Le texte de Patrick Giroux, Sandra Coulombe, Nadia Cody et Suzie Gaudreault rend compte d’une recherche qui a documenté l’intégration de tablettes numériques dans des classes d’élèves du secondaire. La collecte de données s’est déroulée auprès d’élèves, d’enseignants et de parents et a porté sur divers aspects, comme l’usage qui en a été fait, son appréciation, les avantages et inconvénients, la gestion du temps, le rendement obtenu ainsi que le développement professionnel.

Séverine Ferrière, Philippe Cottier, Aurélie Lainé, Florence Lacroix et Loïc Pulido décryptent le discours de 19 enseignants français sur la réception d’un programme de diffusion massif de tablettes tactiles dans des écoles primaires en France. Leur analyse montre combien, dans un contexte où la concertation entre acteurs institutionnels et enseignants a été faible, c’est un discours de rejet qui prédomine. Malgré cette tendance de fond, que les enseignants soient ou non formés, des expérimentations se sont développées qui s’accompagnent de discours moins tranchés.

Stéphane Allaire, Pascale Thériault, Vincent Gagnon, Thérèse Laferrière, Christine Hamel, Pier-Ann Boutin et Godelieve Debeurme rendent compte quant à eux de la façon dont on peut orchestrer des interventions enseignantes en face à face et l’usage d’un forum électronique pour soutenir les élèves dans le développement d’une écriture qui soit transformative.

Enfin, l’enquête menée par François Burban, Philippe Cottier et Christophe Michaut auprès de 1608 lycéens se penche sur la place qu’occupent les activités numériques des jeunes dans leur temps de travail personnel scolaire.

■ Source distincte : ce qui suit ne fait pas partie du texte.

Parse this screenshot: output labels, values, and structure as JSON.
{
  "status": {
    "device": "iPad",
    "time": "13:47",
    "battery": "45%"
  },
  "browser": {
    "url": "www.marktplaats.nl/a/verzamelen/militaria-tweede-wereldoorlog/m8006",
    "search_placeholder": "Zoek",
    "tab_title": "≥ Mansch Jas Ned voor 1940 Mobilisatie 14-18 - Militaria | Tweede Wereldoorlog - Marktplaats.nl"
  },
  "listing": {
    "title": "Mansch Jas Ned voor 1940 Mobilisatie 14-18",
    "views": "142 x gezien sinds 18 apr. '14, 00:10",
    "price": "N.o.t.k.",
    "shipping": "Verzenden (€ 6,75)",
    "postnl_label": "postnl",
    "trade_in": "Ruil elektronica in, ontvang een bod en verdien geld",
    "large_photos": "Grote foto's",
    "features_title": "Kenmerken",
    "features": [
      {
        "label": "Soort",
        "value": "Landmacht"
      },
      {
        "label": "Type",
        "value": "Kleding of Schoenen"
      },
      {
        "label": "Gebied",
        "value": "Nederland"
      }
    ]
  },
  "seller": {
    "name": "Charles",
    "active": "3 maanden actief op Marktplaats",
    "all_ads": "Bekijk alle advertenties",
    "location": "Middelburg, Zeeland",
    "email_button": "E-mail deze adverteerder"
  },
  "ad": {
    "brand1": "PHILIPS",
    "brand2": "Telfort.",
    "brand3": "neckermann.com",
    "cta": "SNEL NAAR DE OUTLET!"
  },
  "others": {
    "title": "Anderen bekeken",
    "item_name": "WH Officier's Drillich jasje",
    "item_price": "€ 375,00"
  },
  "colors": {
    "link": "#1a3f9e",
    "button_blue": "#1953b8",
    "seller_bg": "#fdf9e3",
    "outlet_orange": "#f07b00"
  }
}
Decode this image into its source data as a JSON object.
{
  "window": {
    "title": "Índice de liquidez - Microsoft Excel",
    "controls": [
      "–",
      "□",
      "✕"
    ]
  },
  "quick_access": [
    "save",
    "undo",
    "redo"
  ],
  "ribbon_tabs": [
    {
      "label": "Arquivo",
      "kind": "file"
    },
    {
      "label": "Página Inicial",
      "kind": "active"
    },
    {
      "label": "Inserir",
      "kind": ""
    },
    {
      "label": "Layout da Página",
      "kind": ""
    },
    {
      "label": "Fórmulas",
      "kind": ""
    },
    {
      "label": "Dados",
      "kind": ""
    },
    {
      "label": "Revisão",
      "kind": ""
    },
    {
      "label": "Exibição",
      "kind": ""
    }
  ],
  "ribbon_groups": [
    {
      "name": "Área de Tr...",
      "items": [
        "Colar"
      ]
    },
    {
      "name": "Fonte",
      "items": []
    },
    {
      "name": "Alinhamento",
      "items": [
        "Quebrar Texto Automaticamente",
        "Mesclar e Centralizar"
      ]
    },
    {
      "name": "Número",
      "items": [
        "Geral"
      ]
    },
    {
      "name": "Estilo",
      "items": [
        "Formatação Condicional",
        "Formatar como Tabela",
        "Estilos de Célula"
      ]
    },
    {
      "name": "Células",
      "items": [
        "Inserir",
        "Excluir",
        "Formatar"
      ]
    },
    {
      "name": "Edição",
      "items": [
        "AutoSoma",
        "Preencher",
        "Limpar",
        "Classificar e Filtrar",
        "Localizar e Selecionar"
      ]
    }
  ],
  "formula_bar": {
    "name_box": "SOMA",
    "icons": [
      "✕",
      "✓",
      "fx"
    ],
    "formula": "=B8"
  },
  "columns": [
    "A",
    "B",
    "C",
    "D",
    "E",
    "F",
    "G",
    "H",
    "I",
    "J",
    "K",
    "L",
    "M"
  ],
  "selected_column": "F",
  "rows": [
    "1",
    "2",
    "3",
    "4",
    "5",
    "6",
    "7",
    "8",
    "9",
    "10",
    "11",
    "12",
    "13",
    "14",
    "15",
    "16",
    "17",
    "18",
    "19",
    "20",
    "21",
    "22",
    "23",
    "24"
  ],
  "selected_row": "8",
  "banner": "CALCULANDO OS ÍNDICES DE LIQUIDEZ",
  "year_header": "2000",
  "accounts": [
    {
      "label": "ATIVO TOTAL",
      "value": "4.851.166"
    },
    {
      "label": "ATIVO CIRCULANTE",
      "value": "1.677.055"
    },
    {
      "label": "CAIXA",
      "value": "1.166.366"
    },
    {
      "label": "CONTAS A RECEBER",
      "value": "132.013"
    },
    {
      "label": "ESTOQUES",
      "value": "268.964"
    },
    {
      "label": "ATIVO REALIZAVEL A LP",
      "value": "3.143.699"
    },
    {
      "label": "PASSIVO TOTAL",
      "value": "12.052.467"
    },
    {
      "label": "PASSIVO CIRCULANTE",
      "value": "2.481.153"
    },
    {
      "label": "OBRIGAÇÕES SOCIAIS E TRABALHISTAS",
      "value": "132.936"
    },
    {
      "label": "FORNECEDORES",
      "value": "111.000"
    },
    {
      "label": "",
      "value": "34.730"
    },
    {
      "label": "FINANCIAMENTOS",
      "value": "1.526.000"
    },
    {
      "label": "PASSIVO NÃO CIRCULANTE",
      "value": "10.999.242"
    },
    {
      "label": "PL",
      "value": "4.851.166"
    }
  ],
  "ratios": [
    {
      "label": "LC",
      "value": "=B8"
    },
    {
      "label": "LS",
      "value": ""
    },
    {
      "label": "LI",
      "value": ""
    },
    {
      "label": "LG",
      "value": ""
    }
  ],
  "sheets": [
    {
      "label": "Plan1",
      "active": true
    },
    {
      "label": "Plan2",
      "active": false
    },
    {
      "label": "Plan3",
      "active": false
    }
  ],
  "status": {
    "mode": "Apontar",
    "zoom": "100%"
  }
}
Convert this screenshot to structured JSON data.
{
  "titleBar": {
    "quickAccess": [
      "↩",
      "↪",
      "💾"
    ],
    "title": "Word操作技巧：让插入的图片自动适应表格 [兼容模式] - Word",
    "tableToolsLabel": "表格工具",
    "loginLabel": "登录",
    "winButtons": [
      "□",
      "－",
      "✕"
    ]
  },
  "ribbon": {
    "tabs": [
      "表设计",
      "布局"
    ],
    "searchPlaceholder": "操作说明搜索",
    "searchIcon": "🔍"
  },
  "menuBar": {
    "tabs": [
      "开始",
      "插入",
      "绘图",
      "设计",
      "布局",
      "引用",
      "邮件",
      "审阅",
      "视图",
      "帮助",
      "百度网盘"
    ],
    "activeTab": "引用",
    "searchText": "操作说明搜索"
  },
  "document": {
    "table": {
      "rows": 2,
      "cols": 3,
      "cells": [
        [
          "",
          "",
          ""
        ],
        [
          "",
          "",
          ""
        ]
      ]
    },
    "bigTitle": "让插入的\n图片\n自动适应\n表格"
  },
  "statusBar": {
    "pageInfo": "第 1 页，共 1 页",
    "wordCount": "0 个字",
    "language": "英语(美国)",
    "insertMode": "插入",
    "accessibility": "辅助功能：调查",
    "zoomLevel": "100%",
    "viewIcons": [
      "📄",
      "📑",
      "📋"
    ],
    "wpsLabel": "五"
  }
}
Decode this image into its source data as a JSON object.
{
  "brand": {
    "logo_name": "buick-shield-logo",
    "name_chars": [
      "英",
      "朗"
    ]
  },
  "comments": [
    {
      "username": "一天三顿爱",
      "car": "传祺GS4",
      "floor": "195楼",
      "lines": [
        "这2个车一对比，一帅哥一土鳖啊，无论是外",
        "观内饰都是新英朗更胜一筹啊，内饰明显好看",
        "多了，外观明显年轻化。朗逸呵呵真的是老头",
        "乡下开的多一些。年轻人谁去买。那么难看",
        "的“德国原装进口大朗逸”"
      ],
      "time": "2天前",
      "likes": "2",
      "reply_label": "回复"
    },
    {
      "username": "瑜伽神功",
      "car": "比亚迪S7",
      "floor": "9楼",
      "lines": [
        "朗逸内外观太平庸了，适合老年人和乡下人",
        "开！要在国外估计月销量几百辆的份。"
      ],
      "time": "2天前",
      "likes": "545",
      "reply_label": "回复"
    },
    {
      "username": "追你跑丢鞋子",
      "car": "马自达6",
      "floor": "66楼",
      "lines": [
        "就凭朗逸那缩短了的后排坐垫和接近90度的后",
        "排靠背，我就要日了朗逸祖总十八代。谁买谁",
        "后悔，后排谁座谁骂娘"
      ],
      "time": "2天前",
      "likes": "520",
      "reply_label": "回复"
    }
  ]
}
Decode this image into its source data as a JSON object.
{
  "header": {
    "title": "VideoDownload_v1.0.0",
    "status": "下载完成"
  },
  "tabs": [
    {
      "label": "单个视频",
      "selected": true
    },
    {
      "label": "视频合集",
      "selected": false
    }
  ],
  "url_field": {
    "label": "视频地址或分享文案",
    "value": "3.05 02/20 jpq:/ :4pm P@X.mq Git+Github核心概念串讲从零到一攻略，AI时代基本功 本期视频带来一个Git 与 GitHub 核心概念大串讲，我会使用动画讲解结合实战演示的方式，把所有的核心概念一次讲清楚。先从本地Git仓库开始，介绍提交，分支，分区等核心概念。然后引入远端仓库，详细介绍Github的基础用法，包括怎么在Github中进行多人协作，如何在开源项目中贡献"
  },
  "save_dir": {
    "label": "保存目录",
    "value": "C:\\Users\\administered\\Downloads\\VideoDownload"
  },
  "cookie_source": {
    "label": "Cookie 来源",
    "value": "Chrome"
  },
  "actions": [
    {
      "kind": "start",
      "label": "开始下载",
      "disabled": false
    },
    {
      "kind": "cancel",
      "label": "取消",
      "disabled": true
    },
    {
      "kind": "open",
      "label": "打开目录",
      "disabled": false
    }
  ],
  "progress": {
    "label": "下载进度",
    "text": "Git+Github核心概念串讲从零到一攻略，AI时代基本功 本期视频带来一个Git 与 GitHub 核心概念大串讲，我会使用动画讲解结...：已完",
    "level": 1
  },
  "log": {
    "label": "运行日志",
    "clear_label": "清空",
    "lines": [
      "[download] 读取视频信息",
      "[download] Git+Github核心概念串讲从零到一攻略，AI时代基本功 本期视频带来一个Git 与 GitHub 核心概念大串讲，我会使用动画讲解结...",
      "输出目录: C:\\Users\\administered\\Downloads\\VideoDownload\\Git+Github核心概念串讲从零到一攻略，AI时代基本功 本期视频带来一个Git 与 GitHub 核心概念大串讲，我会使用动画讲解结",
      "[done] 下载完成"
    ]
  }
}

Si certaines de ces activités affectent peu ou prou ce temps de travail, il apparaît que d’autres caractéristiques, notamment sociodémographiques, semblent être corrélées bien plus fortement encore.

Ces contributions s’articulent ainsi tantôt autour de questions éducatives et pédagogiques, didactiques, de formation, tantôt de questions liées aux stratégies collectives ou individuelles d’acteurs (professeurs, élèves, chefs d’établissements) confrontés à de nouvelles technologies qu’ils ont intégrées dans leurs pratiques ou qu’ils tentent de s’approprier. L’hétérogénéité des méthodologies de recherche mises en œuvre, des technologies concernées, des disciplines convoquées (sciences de l’information et de la communication, sociologie des usages, sciences de l’éducation, etc.), des observations, des interprétations, des résultats qui en découlent, n’autorise guère un comparatisme systématique. Telle n’était d’ailleurs pas l’intention initiale. Pour autant, les thématiques abordées sont révélatrices, en creux, de logiques culturelles et territoriales qui façonnent les manières d’investir les technologies et les réseaux. Le caractère binational (français ou québécois) des contributions offre ainsi la possibilité d’une lecture qui, sans être comparatiste, montre certaines différences et similitudes qui révèlent le poids des dimensions culturelles, des logiques locales des institutions et des acteurs dans la construction des usages des technologies de l’information et de la communication dans l’éducation. Si ces recherches montrent combien les cultures institutionnelles et organisationnelles des deux pays structurent profondément les pratiques et les stratégies que développent les acteurs, elles montrent aussi a contrario combien le caractère transnational, pour ne pas dire « mondialisé », de certaines innovations techniques pose aux acteurs de l’éducation, aux institutions, mais aussi à la recherche, des questions similaires quel que soit le contexte national.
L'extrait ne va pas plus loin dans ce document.